Saturday, June 12, 2010

I think it's time . . .

I'm ready. I've had my fun, I've met a lot of fun people, but I'm ready to come home. I'm ready to have McDonald's breakfast again. I'm ready to sleep in my own room (though I got a new bed while I was gone). I'm ready to hug my father goodnight every night. I'm ready to have movie dates with Andi. I'm ready to celebrate Kathryn and Jeff's engagement. I'm ready to celebrate Matt and Sara's marriage, though I missed the wedding. I'm ready to give my nieces and nephews huge hugs and shower them with the presents I bought while I was away.

I feel like I've missed so much since I left. It's weird because subconsciously you almost expect a pause button to be pushed when you leave for a long period of time. You expect that everything will be the same as you left it when you return.

You don't expect to look at pictures of your cousin's children on Facebook to discover that the baby you left at home is no longer a baby. You don't expect your best friend to get engaged while you are gone. You don't expect your family to still get together for holidays without you.

It is going to be an adjustment coming home. I realize that while it still seems strange to me now to have them there, it is going to be strange to not have grocery stores in malls. It is going to be strange to drive on the right hand side of the road. It is going to be strange to be able to go shopping after 5 and on Sundays. It is going to be strange to have everyone I've come to love on the other side of the world instead of just a stone's throw away.

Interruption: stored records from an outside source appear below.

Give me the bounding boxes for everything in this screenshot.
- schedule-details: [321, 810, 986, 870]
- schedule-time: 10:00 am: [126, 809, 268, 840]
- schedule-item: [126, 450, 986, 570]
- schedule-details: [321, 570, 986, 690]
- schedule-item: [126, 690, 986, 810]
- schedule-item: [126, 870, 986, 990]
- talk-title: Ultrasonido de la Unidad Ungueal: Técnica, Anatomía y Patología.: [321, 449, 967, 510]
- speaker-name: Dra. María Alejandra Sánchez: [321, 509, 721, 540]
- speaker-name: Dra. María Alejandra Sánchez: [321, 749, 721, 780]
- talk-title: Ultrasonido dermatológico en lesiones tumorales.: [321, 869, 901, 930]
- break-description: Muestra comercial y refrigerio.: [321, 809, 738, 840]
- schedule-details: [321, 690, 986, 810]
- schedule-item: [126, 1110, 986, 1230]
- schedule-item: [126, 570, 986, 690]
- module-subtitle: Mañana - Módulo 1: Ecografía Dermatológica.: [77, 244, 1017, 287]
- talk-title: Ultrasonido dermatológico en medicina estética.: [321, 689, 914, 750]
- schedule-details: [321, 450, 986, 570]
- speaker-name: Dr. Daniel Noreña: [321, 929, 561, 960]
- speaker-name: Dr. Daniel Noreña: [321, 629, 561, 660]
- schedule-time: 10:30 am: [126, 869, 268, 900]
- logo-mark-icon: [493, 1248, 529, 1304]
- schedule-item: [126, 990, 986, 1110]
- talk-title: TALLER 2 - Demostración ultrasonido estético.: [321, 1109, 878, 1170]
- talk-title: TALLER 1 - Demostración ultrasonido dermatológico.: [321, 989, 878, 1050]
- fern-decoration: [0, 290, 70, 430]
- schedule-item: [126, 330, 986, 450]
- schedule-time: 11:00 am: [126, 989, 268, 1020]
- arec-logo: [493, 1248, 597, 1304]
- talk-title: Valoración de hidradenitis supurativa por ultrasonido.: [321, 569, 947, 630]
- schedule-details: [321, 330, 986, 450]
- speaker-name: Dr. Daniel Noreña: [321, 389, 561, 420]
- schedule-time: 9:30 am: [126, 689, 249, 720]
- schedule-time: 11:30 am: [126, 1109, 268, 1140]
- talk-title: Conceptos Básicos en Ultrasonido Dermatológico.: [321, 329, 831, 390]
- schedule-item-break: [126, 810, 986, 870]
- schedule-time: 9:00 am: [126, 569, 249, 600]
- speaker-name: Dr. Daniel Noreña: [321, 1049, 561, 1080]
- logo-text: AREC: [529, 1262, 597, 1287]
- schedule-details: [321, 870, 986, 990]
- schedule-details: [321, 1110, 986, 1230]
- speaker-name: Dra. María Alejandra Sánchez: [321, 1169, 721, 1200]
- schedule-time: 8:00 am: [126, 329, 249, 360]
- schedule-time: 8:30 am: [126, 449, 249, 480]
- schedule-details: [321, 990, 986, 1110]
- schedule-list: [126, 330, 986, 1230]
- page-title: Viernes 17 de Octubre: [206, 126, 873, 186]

People have begun to leave, and it is a strange feeling because I know that I will not see most of these people again for as long as I live. I hope to return to Australia, and if I do, I'm sure I will see some of them. But what of those who live in Sweden, or Norway? Will I actually make it to France, as Tyler and I have planned, or will I never see my French friends again? I suppose only time will tell.

One thing is for sure. There IS one friend I am going to see again. And I will see him soon. Tyler is coming down from Karratha on Thursday and staying with me until I leave.

And it doesn't end there. Since he had to drop out of uni, he has managed to work several jobs that have allowed him to save enough money to come and visit America in December. He'll see large amounts of snow for the first time, and I'll be reminded of the awesome semester I had.

The semester I wouldn't trade for the world, even if I am ready to return to the good old U S of A.